Mientras, Vladimir Putin sigue potenciando un conflicto que no ha sido posible solucionar a través de la diplomacia y que, a pesar de lo alarmante de la situación, le reporta buenos resultados entre sus votantes, especialmente entre los rusos más nacionalistas.
De momento, ni las denuncias del Servicio Europeo de Acción Exterior (SEAE), que informó de que la campaña de reclutamiento militar que Rusia ya está realizando en Crimea supone un “violación de la ley humanitaria internacional”, ni las sanciones económicas y advertencias de Estados Unidos están teniendo efecto. De hecho, desde 2018 se han roto las ocho treguas pactadas para conseguir un “alto el fuego” en la zona.
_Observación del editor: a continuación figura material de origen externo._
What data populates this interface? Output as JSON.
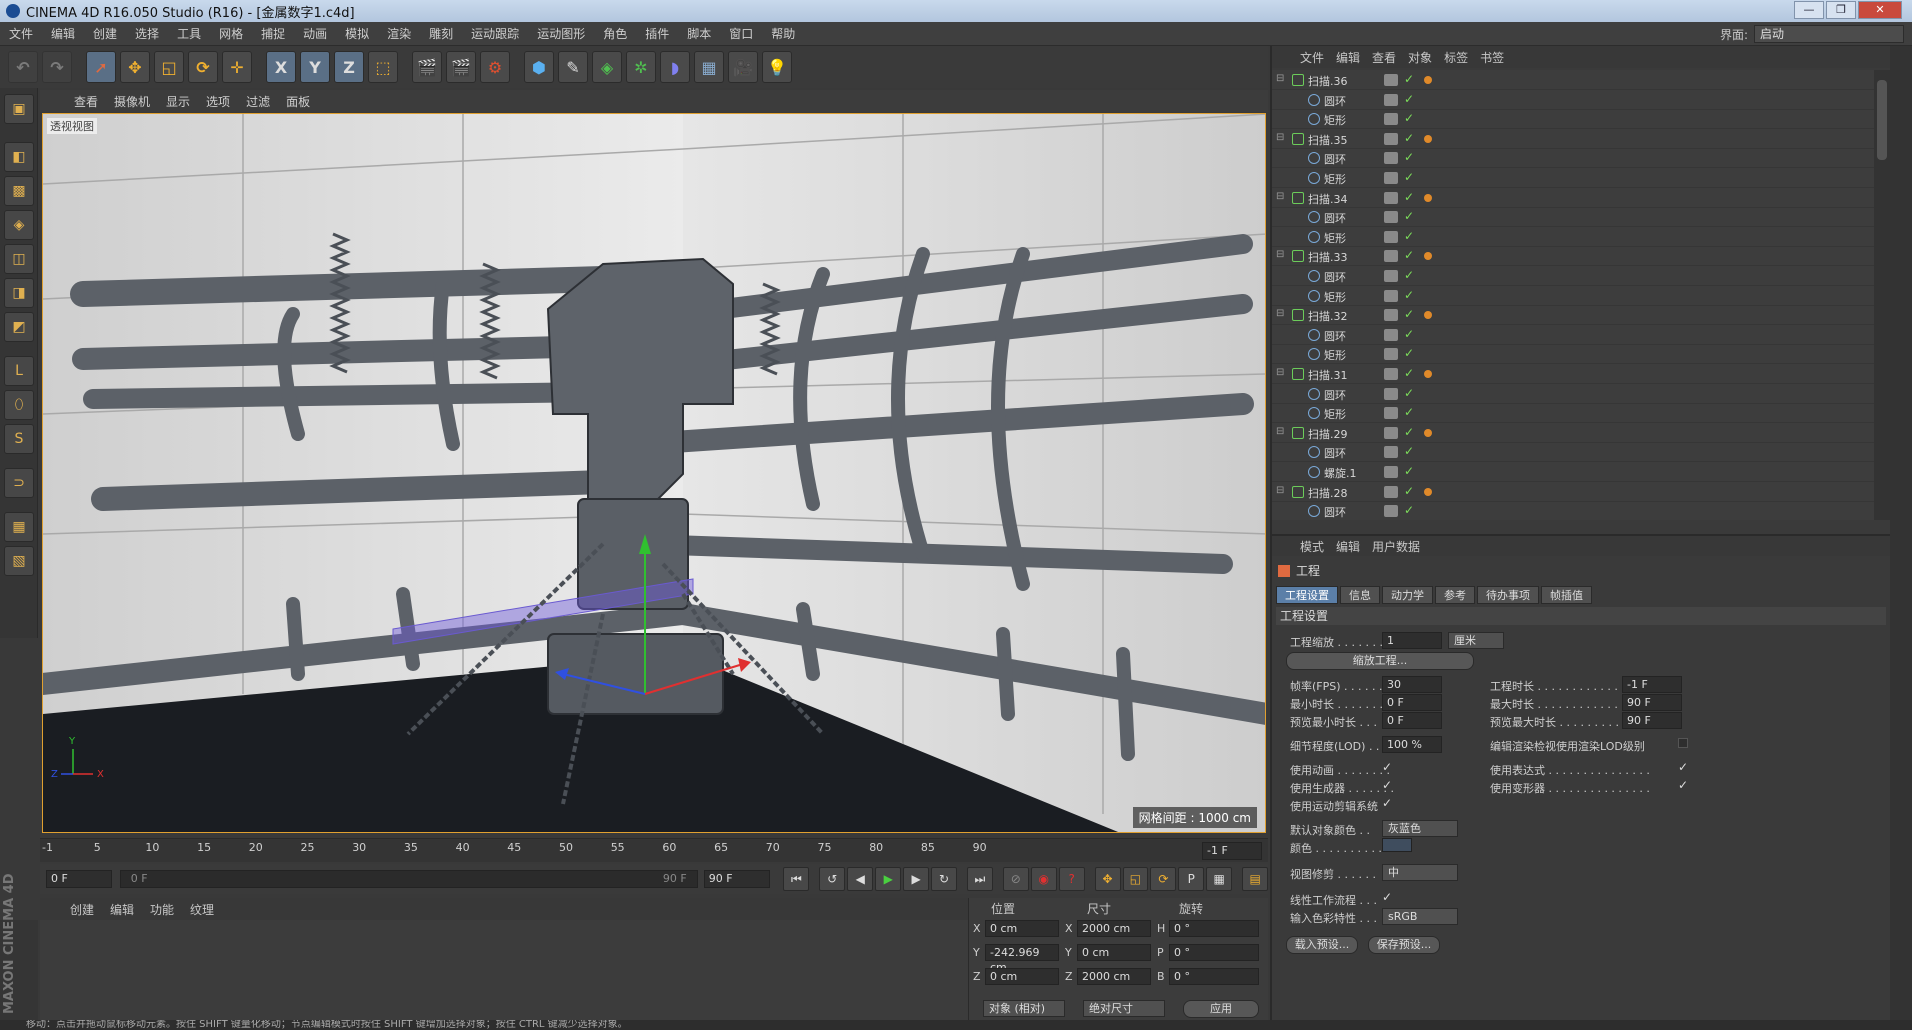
{
  "window": {
    "title": "CINEMA 4D R16.050 Studio (R16) - [金属数字1.c4d]"
  },
  "menubar": {
    "items": [
      "文件",
      "编辑",
      "创建",
      "选择",
      "工具",
      "网格",
      "捕捉",
      "动画",
      "模拟",
      "渲染",
      "雕刻",
      "运动跟踪",
      "运动图形",
      "角色",
      "插件",
      "脚本",
      "窗口",
      "帮助"
    ],
    "layout_label": "界面:",
    "layout_value": "启动"
  },
  "toolbar": {
    "axis_labels": [
      "X",
      "Y",
      "Z"
    ]
  },
  "viewport": {
    "menu": [
      "查看",
      "摄像机",
      "显示",
      "选项",
      "过滤",
      "面板"
    ],
    "camera_label": "透视视图",
    "grid_info": "网格间距 : 1000 cm",
    "axis_labels": {
      "x": "X",
      "y": "Y",
      "z": "Z"
    },
    "colors": {
      "pipe": "#5c6168",
      "wall": "#e6e6e6",
      "floor": "#1a1d22",
      "x_axis": "#e03030",
      "y_axis": "#30c030",
      "z_axis": "#3050e0"
    }
  },
  "timeline": {
    "ticks": [
      "-1",
      "5",
      "10",
      "15",
      "20",
      "25",
      "30",
      "35",
      "40",
      "45",
      "50",
      "55",
      "60",
      "65",
      "70",
      "75",
      "80",
      "85",
      "90"
    ],
    "current_frame": "-1 F"
  },
  "playback": {
    "start_field": "0 F",
    "slider_start": "0 F",
    "slider_end": "90 F",
    "end_field": "90 F"
  },
  "material_panel": {
    "menu": [
      "创建",
      "编辑",
      "功能",
      "纹理"
    ]
  },
  "brand": {
    "text": "MAXON CINEMA 4D"
  },
  "coords": {
    "headers": [
      "位置",
      "尺寸",
      "旋转"
    ],
    "rows": [
      {
        "axis": "X",
        "pos": "0 cm",
        "size_axis": "X",
        "size": "2000 cm",
        "rot_axis": "H",
        "rot": "0 °"
      },
      {
        "axis": "Y",
        "pos": "-242.969 cm",
        "size_axis": "Y",
        "size": "0 cm",
        "rot_axis": "P",
        "rot": "0 °"
      },
      {
        "axis": "Z",
        "pos": "0 cm",
        "size_axis": "Z",
        "size": "2000 cm",
        "rot_axis": "B",
        "rot": "0 °"
      }
    ],
    "mode_dropdown": "对象 (相对)",
    "size_dropdown": "绝对尺寸",
    "apply_button": "应用"
  },
  "object_manager": {
    "menu": [
      "文件",
      "编辑",
      "查看",
      "对象",
      "标签",
      "书签"
    ],
    "rows": [
      {
        "name": "扫描.36",
        "level": 0,
        "icon": "sweep-icon"
      },
      {
        "name": "圆环",
        "level": 1,
        "icon": "circle-icon"
      },
      {
        "name": "矩形",
        "level": 1,
        "icon": "rectangle-spline-icon"
      },
      {
        "name": "扫描.35",
        "level": 0,
        "icon": "sweep-icon"
      },
      {
        "name": "圆环",
        "level": 1,
        "icon": "circle-icon"
      },
      {
        "name": "矩形",
        "level": 1,
        "icon": "rectangle-spline-icon"
      },
      {
        "name": "扫描.34",
        "level": 0,
        "icon": "sweep-icon"
      },
      {
        "name": "圆环",
        "level": 1,
        "icon": "circle-icon"
      },
      {
        "name": "矩形",
        "level": 1,
        "icon": "rectangle-spline-icon"
      },
      {
        "name": "扫描.33",
        "level": 0,
        "icon": "sweep-icon"
      },
      {
        "name": "圆环",
        "level": 1,
        "icon": "circle-icon"
      },
      {
        "name": "矩形",
        "level": 1,
        "icon": "rectangle-spline-icon"
      },
      {
        "name": "扫描.32",
        "level": 0,
        "icon": "sweep-icon"
      },
      {
        "name": "圆环",
        "level": 1,
        "icon": "circle-icon"
      },
      {
        "name": "矩形",
        "level": 1,
        "icon": "rectangle-spline-icon"
      },
      {
        "name": "扫描.31",
        "level": 0,
        "icon": "sweep-icon"
      },
      {
        "name": "圆环",
        "level": 1,
        "icon": "circle-icon"
      },
      {
        "name": "矩形",
        "level": 1,
        "icon": "rectangle-spline-icon"
      },
      {
        "name": "扫描.29",
        "level": 0,
        "icon": "sweep-icon"
      },
      {
        "name": "圆环",
        "level": 1,
        "icon": "circle-icon"
      },
      {
        "name": "螺旋.1",
        "level": 1,
        "icon": "helix-icon"
      },
      {
        "name": "扫描.28",
        "level": 0,
        "icon": "sweep-icon"
      },
      {
        "name": "圆环",
        "level": 1,
        "icon": "circle-icon"
      }
    ]
  },
  "attributes": {
    "menu": [
      "模式",
      "编辑",
      "用户数据"
    ],
    "title": "工程",
    "tabs": [
      "工程设置",
      "信息",
      "动力学",
      "参考",
      "待办事项",
      "帧插值"
    ],
    "active_tab": "工程设置",
    "section": "工程设置",
    "scale_label": "工程缩放 . . . . . . .",
    "scale_value": "1",
    "scale_unit": "厘米",
    "scale_button": "缩放工程...",
    "fps_label": "帧率(FPS) . . . . . .",
    "fps_value": "30",
    "min_time_label": "最小时长 . . . . . . . .",
    "min_time_value": "0 F",
    "preview_min_label": "预览最小时长 . . .",
    "preview_min_value": "0 F",
    "project_time_label": "工程时长 . . . . . . . . . . . . . . .",
    "project_time_value": "-1 F",
    "max_time_label": "最大时长 . . . . . . . . . . . . . . .",
    "max_time_value": "90 F",
    "preview_max_label": "预览最大时长 . . . . . . . . . . .",
    "preview_max_value": "90 F",
    "lod_label": "细节程度(LOD) . .",
    "lod_value": "100 %",
    "render_lod_label": "编辑渲染检视使用渲染LOD级别",
    "use_anim_label": "使用动画 . . . . . . . .",
    "use_expr_label": "使用表达式 . . . . . . . . . . . . . . .",
    "use_gen_label": "使用生成器 . . . . . . .",
    "use_deform_label": "使用变形器 . . . . . . . . . . . . . . .",
    "use_motion_label": "使用运动剪辑系统",
    "default_color_label": "默认对象颜色 . .",
    "default_color_value": "灰蓝色",
    "color_label": "颜色 . . . . . . . . . .",
    "view_clip_label": "视图修剪 . . . . . .",
    "view_clip_value": "中",
    "linear_wf_label": "线性工作流程 . . .",
    "input_profile_label": "输入色彩特性 . . .",
    "input_profile_value": "sRGB",
    "load_preset": "载入预设...",
    "save_preset": "保存预设...",
    "check_mark": "✓",
    "swatch_color": "#3f4d5e"
  },
  "status": {
    "text": "移动：点击并拖动鼠标移动元素。按住 SHIFT 键量化移动；节点编辑模式时按住 SHIFT 键增加选择对象；按住 CTRL 键减少选择对象。"
  }
}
Algo que no parece importar al dirigente ruso que, tras el cambio realizado en la constitución rusa, podría permanecer en el poder hasta 2036. Y aunque la detención de Navalny le deparó un descenso de popularidad, en febrero de este año su aceptación ya había subido de nuevo al 65%, según el portal de estadísticas Statista. Unos datos que podrían respaldar las intenciones del líder ruso.